L'aspetto molto più cartoonesco del mondo di Alrest e dei protagonisti di Xenoblade Chronicles 2 ci aveva fatto temere che Monolith Soft, una volta tanto, avesse deciso di abbandonare le tematiche mature che hanno contraddistinto ogni suo JRPG dai tempi di Xenogears per PlayStation a favore di un approccio più adolescenziale. Lo sceneggiatore Tetsuya Takahashi ha ammesso di aver voluto scrivere una storia di crescita, concentrandosi sul personaggio di Rex, un ragazzo che si ritrova coinvolto in una grande avventura. In questo senso, le prime battute un po' goliardiche di Xenoblade Chronicles 2 ci hanno ricordato moltissimo alcuni grandi JRPG del passato come Grandia e Skies of Arcadia, mentre qualche cliché ci ha fatto pensare ai Tales di Bandai Namco, giochi di ruolo che da anni seguono un'impronta tipicamente "anime", soddisfacendo un pubblico ben preciso. In realtà, Takahashi non abbandonato proprio per niente le tematiche adulte che lo hanno reso famoso e Xenoblade Chronicles 2 rifila alcune imprevedibili palle curve, catapultando il giocatore in una disperata ricerca di risposte a domande che forse sarebbe stato meglio non formulare.
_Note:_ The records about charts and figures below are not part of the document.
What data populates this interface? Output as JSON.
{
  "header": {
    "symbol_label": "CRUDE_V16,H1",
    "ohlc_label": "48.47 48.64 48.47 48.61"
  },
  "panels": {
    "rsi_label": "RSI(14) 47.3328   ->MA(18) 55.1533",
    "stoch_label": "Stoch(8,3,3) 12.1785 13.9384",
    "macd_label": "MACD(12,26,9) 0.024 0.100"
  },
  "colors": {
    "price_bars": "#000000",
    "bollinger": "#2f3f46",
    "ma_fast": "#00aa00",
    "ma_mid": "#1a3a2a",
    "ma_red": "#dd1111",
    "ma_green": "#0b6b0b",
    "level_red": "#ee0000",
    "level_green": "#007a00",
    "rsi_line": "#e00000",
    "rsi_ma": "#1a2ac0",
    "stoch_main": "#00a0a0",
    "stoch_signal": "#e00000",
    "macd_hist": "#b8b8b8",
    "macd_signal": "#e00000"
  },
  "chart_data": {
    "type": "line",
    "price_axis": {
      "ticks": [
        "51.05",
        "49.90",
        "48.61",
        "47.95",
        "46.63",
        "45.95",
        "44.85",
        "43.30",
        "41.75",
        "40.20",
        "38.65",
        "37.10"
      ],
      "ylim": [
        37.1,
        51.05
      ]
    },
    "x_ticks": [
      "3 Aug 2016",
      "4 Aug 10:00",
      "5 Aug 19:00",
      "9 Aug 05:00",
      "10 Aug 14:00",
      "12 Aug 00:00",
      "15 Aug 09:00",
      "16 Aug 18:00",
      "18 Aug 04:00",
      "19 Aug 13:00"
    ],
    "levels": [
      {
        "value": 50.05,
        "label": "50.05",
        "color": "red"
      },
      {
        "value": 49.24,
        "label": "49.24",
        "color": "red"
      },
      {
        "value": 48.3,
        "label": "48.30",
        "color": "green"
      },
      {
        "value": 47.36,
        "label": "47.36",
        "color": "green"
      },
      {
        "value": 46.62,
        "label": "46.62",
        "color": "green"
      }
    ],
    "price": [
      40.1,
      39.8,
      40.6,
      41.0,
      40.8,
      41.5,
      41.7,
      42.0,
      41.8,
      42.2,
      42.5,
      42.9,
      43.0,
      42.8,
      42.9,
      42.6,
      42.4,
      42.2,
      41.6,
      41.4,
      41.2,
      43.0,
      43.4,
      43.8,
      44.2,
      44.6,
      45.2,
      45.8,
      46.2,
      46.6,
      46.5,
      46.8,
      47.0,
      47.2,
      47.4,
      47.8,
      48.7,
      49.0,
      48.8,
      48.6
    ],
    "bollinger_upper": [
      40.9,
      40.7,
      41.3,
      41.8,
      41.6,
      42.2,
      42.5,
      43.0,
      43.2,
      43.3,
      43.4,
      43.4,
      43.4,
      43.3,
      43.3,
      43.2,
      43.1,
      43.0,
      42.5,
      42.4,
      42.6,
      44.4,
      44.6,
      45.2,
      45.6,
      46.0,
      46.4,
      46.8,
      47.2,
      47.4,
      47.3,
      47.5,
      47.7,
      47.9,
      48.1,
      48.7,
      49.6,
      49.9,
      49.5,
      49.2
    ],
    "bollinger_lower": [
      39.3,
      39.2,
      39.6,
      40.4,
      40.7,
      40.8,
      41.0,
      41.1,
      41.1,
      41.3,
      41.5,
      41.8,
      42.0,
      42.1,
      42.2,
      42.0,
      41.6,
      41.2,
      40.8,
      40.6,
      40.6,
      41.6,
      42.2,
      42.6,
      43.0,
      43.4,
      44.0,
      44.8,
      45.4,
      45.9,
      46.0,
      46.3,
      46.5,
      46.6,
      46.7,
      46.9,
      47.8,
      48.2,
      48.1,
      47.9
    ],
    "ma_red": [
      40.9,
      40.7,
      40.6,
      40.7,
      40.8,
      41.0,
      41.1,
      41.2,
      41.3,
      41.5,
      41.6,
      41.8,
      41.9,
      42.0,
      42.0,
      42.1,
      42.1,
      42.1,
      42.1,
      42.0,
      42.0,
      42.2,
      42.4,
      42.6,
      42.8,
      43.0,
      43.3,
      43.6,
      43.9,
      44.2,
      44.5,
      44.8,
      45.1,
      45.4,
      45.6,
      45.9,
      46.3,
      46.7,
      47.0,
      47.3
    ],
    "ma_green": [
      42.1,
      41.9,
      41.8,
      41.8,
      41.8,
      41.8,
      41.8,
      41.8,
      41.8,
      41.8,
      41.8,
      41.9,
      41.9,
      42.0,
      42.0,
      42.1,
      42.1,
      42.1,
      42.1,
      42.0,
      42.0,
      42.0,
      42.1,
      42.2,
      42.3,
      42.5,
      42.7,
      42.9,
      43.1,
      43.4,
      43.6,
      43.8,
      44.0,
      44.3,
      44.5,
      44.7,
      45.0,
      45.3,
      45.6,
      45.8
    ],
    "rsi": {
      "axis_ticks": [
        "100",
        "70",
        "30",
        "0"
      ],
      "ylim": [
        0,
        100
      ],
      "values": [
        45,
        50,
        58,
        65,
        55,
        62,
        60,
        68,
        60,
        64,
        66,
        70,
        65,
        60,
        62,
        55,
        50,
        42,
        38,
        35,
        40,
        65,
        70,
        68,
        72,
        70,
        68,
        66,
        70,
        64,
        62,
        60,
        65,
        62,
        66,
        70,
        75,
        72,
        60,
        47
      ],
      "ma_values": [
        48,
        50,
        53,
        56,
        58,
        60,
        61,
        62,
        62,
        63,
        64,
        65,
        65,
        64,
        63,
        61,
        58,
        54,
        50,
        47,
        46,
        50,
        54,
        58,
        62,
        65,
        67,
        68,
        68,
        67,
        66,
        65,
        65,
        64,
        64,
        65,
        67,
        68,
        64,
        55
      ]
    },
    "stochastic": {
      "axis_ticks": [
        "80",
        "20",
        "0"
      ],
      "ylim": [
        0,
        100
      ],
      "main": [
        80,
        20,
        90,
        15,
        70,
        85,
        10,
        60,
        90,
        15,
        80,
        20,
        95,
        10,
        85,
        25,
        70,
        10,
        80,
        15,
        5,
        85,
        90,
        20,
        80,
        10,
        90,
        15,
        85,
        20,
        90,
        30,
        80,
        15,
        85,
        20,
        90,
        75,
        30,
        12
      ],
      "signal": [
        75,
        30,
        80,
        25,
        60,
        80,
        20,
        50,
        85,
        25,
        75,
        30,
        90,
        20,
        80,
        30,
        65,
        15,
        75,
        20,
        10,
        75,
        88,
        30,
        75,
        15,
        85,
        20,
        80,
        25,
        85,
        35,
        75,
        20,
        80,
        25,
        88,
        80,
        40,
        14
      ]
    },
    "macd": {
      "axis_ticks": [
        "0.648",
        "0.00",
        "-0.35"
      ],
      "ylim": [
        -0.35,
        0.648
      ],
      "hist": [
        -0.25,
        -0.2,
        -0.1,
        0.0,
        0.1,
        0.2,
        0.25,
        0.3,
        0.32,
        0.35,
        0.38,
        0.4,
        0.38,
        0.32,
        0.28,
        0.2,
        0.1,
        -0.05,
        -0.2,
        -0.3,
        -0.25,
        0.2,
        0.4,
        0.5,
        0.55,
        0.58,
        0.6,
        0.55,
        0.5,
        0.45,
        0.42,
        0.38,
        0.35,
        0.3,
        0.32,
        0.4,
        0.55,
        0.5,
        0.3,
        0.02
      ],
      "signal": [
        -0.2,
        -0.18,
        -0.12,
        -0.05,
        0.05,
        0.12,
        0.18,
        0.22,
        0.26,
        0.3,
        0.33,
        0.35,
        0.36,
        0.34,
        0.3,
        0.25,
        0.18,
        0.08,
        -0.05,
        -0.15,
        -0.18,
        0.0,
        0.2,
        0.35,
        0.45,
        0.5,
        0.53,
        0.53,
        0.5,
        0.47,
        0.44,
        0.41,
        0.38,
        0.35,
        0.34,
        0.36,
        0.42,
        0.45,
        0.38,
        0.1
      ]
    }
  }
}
Se è vero che gli ultimi tre o quattro capitoli di Xenoblade Chronicles 2 sono un susseguirsi di colpi di scena, bisogna ammettere che il troncone centrale della narrazione risulta un po' diluito e straniante, specie se si gioca all'oscuro dei veri obiettivi dello sceneggiatore. Da questo punto di vista, il primo Xenoblade Chronicles proponeva una trama forse più coesa che cominciava con un viaggio in cerca di vendetta per tramutarsi molto più organicamente in una missione per salvare il mondo. Lì il fulcro della storia ruotava tutto intorno alla spada di Shulk e ai poteri che gli aveva conferito all'inizio del gioco, laddove Xenoblade Chronicles 2 si appoggia principalmente sulla decisione di Rex di raggiungere l'Albero del Mondo situato al centro di Alrest. Il drammatico prologo di Xenoblade Chronicles, insomma, stabiliva una posta molto più importante fin da subito, coinvolgendo il giocatore emotivamente nel giro di poche ore, senza mollarlo più: Xenoblade Chronicles 2, invece, pur ottenendo lo stesso risultato, ci mette qualche ora di troppo a ingranare.
Vincitore: Xenoblade Chronicles

Personaggi

Un gioco di ruolo non è nulla senza un cast all'altezza e Xenoblade Chronicles 2, fortunatamente, ha soddisfatto ogni nostra aspettativa. Tetsuya Takahashi è un genio della caratterizzazione, come può confermare chiunque abbia giocato a titoli come Xenogears o Xenosaga, quindi Xenoblade Chronicles e in minor misura Xenoblade Chronicles X: i suoi personaggi sono vividi, interessanti, sfaccettati. Purtroppo Xenoblade Chronicles 2 ha sollevato una polemica trita, ritrita e ormai sinceramente insopportabile sull'aspetto delle sue eroine. Molti hanno tacciato lo sviluppatore di sessismo per aver ideato il succinto costume di Pyra e il suo seno prosperoso, convinti che il gioco avrebbe offerto poco sul fronte della narrativa, preferendo sollecitare invece il lato ormonale dei giocatori. Fortunatamente non è stato questo il caso. Il cast di Xenoblade Chronicles 2 è eccellente a tutto tondo, a cominciare proprio da Pyra, un personaggio tutt'altro che scontato. Forse l'anello più debole della catena è proprio Rex, un protagonista tutto sommato prevedibile, accompagnato però da comprimari d'eccezione come la saggia Nia, la flemmatica Mórag o il geniale quanto buffo Tora. A loro si contrappongono una moltitudine di nemici misteriosi e carismatici come Malos e Akhos del Torna.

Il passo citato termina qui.